Chapter 5: Programming for Bioinformatics with Python¶

5.1 Why Python?¶

If you ask a room full of bioinformaticians what programming language they use, the vast majority will say Python.

Why? 1. Readability: Python code reads almost like English. This is crucial for scientists who want to focus on biology, not complex syntax. 2. Libraries: There is a massive ecosystem of pre-written code. Need to calculate statistics? Use pandas. Need to plot a graph? Use matplotlib. Need to parse a DNA file? Use Biopython.

In this chapter, we will focus on Biopython, the standard library for computational biology.

5.2 Getting Started with Biopython¶

Illustration of Biopython

Before we write code, you usually need to install the library. In your terminal (Chapter 4 skills!), you would run:

pip install biopython

The `Seq` Object¶

In standard Python, DNA is just a string of text. In Biopython, we use the Seq object. It knows that the string represents a biological sequence and gives us powerful methods.

from Bio.Seq import Seq

# Create a Sequence object
my_dna = Seq("AGTACACTGGT")

# It acts like a string...
print(f"Sequence: {my_dna}")

# ...but it has biological superpowers!
print(f"Complement: {my_dna.complement()}")
print(f"Reverse Complement: {my_dna.reverse_complement()}")

Output:

Sequence: AGTACACTGGT
Complement: TCATGTGACCA
Reverse Complement: ACCAGTGTACT

Note: Calculating a reverse complement manually is tedious and error-prone. Biopython does it instantly.
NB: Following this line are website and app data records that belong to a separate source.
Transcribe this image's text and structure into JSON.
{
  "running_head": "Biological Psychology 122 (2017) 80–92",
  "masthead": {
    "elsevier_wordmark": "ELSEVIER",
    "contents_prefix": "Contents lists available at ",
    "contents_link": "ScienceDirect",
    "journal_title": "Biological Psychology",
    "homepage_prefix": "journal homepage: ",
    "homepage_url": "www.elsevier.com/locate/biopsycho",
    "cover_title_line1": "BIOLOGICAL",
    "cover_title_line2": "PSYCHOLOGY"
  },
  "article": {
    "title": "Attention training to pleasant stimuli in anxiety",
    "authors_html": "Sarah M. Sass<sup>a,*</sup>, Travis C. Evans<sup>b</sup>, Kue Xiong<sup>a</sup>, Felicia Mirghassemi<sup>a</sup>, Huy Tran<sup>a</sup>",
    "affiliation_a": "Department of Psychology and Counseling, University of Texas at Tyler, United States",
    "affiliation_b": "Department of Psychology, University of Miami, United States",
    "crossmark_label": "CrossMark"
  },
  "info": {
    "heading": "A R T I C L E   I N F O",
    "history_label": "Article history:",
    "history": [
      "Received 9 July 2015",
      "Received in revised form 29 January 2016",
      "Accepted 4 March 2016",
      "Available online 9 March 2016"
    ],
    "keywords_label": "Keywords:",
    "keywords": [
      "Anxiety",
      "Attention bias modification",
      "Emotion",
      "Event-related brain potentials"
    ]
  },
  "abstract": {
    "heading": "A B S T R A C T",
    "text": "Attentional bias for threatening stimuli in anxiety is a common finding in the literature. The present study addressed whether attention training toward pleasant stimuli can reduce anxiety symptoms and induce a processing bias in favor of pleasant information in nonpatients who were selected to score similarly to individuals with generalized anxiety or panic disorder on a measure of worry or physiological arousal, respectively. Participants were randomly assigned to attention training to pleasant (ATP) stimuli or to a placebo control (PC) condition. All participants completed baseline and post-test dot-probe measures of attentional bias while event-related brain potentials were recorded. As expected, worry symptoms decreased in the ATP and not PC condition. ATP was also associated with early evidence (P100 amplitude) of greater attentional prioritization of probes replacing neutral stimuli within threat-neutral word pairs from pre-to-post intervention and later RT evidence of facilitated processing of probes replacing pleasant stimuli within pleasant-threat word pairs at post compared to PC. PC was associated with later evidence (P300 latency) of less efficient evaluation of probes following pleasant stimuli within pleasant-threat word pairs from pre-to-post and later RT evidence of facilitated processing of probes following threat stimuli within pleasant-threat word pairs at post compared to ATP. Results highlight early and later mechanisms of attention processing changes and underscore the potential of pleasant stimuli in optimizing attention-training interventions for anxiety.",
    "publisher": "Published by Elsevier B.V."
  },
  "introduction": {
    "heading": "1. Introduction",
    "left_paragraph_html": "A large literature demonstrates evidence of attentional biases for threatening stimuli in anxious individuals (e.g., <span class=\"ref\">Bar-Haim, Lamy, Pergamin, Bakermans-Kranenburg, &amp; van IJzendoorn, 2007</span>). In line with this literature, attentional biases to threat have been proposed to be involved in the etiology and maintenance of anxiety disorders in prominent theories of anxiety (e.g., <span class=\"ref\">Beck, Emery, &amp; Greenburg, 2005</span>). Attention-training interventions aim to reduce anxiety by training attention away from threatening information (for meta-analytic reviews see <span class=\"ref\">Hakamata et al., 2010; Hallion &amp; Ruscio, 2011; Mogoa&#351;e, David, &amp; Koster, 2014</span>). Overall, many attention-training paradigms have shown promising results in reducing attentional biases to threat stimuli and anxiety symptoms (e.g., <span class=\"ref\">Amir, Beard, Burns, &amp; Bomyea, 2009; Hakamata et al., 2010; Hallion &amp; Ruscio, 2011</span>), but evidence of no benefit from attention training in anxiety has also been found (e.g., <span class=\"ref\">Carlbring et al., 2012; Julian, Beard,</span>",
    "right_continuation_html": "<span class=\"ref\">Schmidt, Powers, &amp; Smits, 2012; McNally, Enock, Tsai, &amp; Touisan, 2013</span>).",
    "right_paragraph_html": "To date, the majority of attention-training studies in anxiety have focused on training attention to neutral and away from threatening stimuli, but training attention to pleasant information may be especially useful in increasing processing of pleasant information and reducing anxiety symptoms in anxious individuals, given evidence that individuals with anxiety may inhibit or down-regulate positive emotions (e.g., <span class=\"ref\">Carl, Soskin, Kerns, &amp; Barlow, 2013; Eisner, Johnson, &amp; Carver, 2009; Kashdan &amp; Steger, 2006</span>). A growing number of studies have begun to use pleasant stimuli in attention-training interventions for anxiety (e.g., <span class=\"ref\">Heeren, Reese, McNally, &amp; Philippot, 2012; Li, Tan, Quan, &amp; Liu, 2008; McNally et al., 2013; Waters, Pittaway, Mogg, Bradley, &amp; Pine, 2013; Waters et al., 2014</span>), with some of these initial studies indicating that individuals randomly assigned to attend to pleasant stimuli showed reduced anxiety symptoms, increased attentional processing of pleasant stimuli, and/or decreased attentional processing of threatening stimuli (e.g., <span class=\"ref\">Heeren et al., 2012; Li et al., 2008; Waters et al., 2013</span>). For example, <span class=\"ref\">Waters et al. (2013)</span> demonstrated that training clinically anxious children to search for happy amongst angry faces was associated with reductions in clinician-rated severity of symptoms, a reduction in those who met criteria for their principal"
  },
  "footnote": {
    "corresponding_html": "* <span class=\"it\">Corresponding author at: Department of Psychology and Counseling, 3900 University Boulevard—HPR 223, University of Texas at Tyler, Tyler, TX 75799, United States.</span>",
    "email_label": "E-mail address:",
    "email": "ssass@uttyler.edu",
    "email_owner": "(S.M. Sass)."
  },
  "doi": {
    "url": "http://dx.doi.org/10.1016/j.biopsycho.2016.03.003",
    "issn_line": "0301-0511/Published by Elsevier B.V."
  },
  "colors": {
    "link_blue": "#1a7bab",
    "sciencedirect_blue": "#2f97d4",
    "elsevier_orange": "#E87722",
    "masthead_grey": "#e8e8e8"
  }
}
5.3 Transcription and Translation (The Easy Way)¶

Remember the scripts we wrote in Chapters 1 and 3? We had to manually replace letters and build dictionary lookup tables. Biopython handles the Central Dogma natively.

from Bio.Seq import Seq

gene = Seq("ATGGCCATTGTAATGGGCCGCTGAAAGGGTGCCCGATAG")

# 1. Transcribe (DNA -> RNA)
mRNA = gene.transcribe()

# 2. Translate (RNA -> Protein)
protein = mRNA.translate()

print(f"DNA:     {gene}")
print(f"mRNA:    {mRNA}")
print(f"Protein: {protein}")

Output:

DNA:     ATGGCCATTGTAATGGGCCGCTGAAAGGGTGCCCGATAG
mRNA:    AUGGCCAUUGUAAUGGGCCGCUGAAAGGGUGCCCGAUAG
Protein: MAIVMGR*KGAR*

(The * represents a Stop codon).

5.4 Reading Biological Files (`SeqIO`)¶

In the real world, you don't type sequences into your code. You read them from files (FASTA, GenBank, FASTQ).

The Bio.SeqIO module is the standard way to read and write these files. It handles the messy formatting for you.

Imagine you have a file named example.fasta with multiple gene sequences.

from Bio import SeqIO

# SeqIO.parse takes the filename and the format name
for record in SeqIO.parse("example.fasta", "fasta"):

    # 'record' holds the ID and the Sequence
    print(f"ID: {record.id}")
    print(f"Length: {len(record.seq)}")
    print(f"First 10 bases: {record.seq[:10]}")
    print("---")

This simple loop can process files containing millions of sequences without crashing your computer, as it reads them one by one.

Summary¶

Python, combined with Biopython, allows us to automate the biological concepts we learned in Part 1. We can now manipulate sequences, perform the central dogma operations, and read standard file formats with just a few lines of code.

5.5 Practical Libraries, Workflows, and Best Practices¶

Python's ecosystem supports every step of modern bioinformatics. Key recommendations:

Core packages: biopython, pandas, numpy, scipy for data handling and basic statistics.
Machine learning / deep learning: scikit-learn, xgboost, tensorflow, pytorch.
Single-cell analysis: scanpy, anndata for preprocessing and downstream analyses.
Interactive and reproducible: Use Jupyter or VS Code notebooks for exploration; export production code as scripts and add tests.
Packaging & environments: Use poetry, pip, or conda/mamba for environment management; pin dependencies in environment.yml or requirements.txt.

Example: a small, testable function with a type hint and a unit test-friendly design.

from typing import List, Dict

def gc_content(seq: str) -> float:
  """Return GC percentage of a DNA sequence."""
  s = seq.upper()
  if not s:
    return 0.0
  return (s.count('G') + s.count('C')) / len(s) * 100

# This function is simple to unit test and reuse in pipelines.

Add CI and tests for critical utilities to avoid silent regressions in pipelines.